The first declaration is the type of variable you want to use in the scope you have, in this case it is OddEven, the second declaration is the constructor to use for instantiating (and in this case initializing) the reference.
You could have said INumberInstance = new OddEven(), where INumberInstance is some class which OddEven can be cast to (like a super of OddEven for instance).
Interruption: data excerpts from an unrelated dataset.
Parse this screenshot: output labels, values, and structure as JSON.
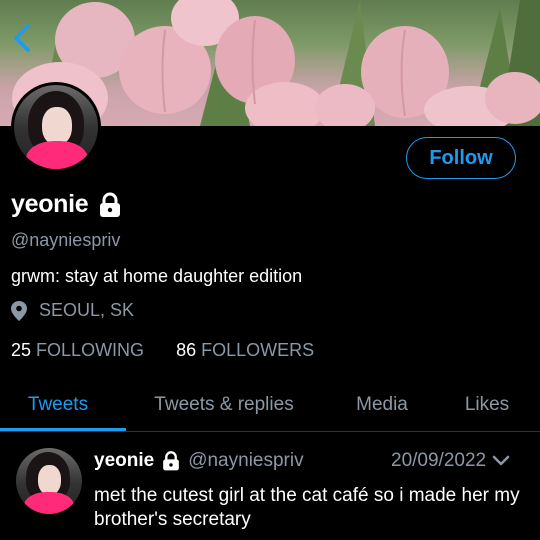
{
  "colors": {
    "accent": "#1d9bf0",
    "secondary_text": "#8b98a5",
    "background": "#000000"
  },
  "header": {
    "back_icon": "chevron-left-icon",
    "banner": "pink-tulips-photo"
  },
  "profile": {
    "follow_label": "Follow",
    "name": "yeonie",
    "handle": "@nayniespriv",
    "bio": "grwm: stay at home daughter edition",
    "location": "SEOUL, SK",
    "following_count": "25",
    "following_label": "FOLLOWING",
    "followers_count": "86",
    "followers_label": "FOLLOWERS"
  },
  "tabs": [
    {
      "label": "Tweets",
      "active": true
    },
    {
      "label": "Tweets & replies",
      "active": false
    },
    {
      "label": "Media",
      "active": false
    },
    {
      "label": "Likes",
      "active": false
    }
  ],
  "tweet": {
    "name": "yeonie",
    "handle": "@nayniespriv",
    "date": "20/09/2022",
    "text": "met the cutest girl at the cat café so i made her my brother's secretary"
  }
}
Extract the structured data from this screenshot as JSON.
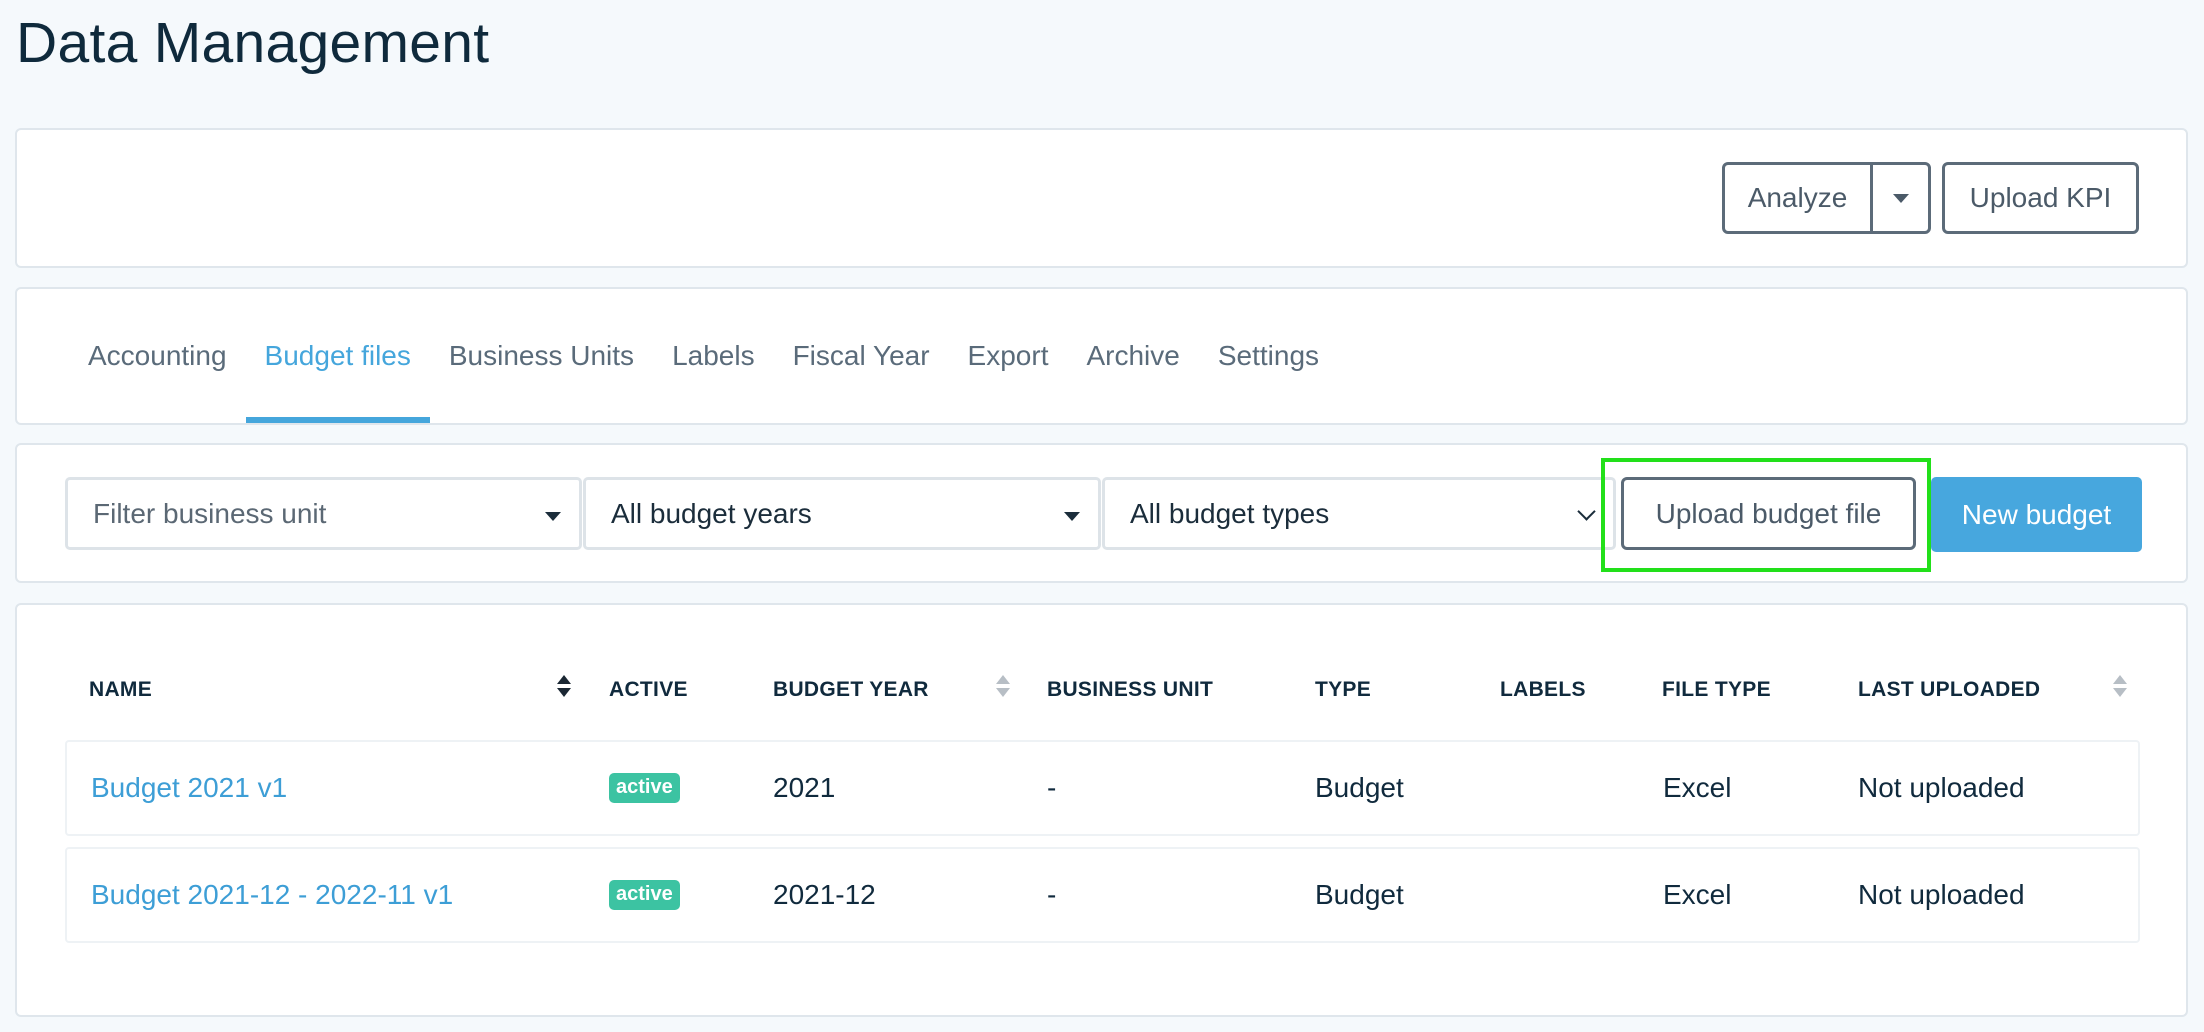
{
  "page": {
    "title": "Data Management"
  },
  "actions": {
    "analyze_label": "Analyze",
    "upload_kpi_label": "Upload KPI"
  },
  "tabs": [
    {
      "label": "Accounting",
      "active": false
    },
    {
      "label": "Budget files",
      "active": true
    },
    {
      "label": "Business Units",
      "active": false
    },
    {
      "label": "Labels",
      "active": false
    },
    {
      "label": "Fiscal Year",
      "active": false
    },
    {
      "label": "Export",
      "active": false
    },
    {
      "label": "Archive",
      "active": false
    },
    {
      "label": "Settings",
      "active": false
    }
  ],
  "filters": {
    "business_unit": "Filter business unit",
    "budget_year": "All budget years",
    "budget_type": "All budget types",
    "upload_budget_label": "Upload budget file",
    "new_budget_label": "New budget"
  },
  "table": {
    "columns": [
      "NAME",
      "ACTIVE",
      "BUDGET YEAR",
      "BUSINESS UNIT",
      "TYPE",
      "LABELS",
      "FILE TYPE",
      "LAST UPLOADED"
    ],
    "rows": [
      {
        "name": "Budget 2021 v1",
        "active": "active",
        "budget_year": "2021",
        "business_unit": "-",
        "type": "Budget",
        "labels": "",
        "file_type": "Excel",
        "last_uploaded": "Not uploaded"
      },
      {
        "name": "Budget 2021-12 - 2022-11 v1",
        "active": "active",
        "budget_year": "2021-12",
        "business_unit": "-",
        "type": "Budget",
        "labels": "",
        "file_type": "Excel",
        "last_uploaded": "Not uploaded"
      }
    ]
  },
  "colors": {
    "accent": "#45a6dc",
    "badge": "#3cc3a2",
    "highlight": "#22e01a"
  }
}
The way to create a new object in java is:
Class_name reference_variable = new Class_name(param_if_any);
But the string class is an exception.
You can create a new string object as
String s = "abc";
or
String s = new String("abc");
Further to what Jim said, Java is a statically typed language. That means that every varable has a type that is know at compile time.
For instance:
public class A
{
public void foo() { }
}
public class B
{
public void foo() { }
}
public class Main
{
public static void main(final String[] argv)
{
A a = new A();
B b = new B();
a.foo();
b.foo();
}
}
the compiler looks at "a.foo()" and "b.foo()" and checks to see that a is of type A and A has a method called "foo" that takes no arguments. The compiler does the same for "b.foo()".
If you could write main like this:
public class Main
{
public static void main(final String[] argv)
{
a = new A(); // in Java you would really do Object a = new A();
b = new B(); // in Java you would really do Object b = new B();
a.foo();
b.foo();
}
}
then the compiler could not do that verification and it would have to happen at runtime.
The designers of Java did not have to make the syntax redundant. Scala is another language using the JVM, and it's also statically typed. Scala uses type inferencing to cut out verbosity. For instance here's a declaration of a variable of type MyPair called x. MyPair associates two variables with each other. It's a generic class, so you can specify that the first variable have type Int and the second the type String:
var x: MyPair[Int, String] = new MyPair[Int, String](1, "scala")
Scala type inferencing lets you remove the redundant type declaration:
var x = new MyPair[Int, String](1, "scala")
And Scala even infers types based on the constructor arguments, so you can write it this way:
var x = new MyPair(1, "scala")
Consider the following example,
We can specify the object type as follows,
List<String> abc;
In method1(), if you want to use array list which suits the best for it requirements then we can instantiate like as follows,
abc = new ArrayList<String>();
In method2(), if you want to use Linked array list which suits best for it requirement then we can instantiate like as follows,
abc = new LinkedList<String>();
So, the idea is that we can specify the type of "SuperClass" and instantiate with whatever subclass suitable for different requirements like "LinkedList" and "ArrayList" in the appropriate operation dynamically.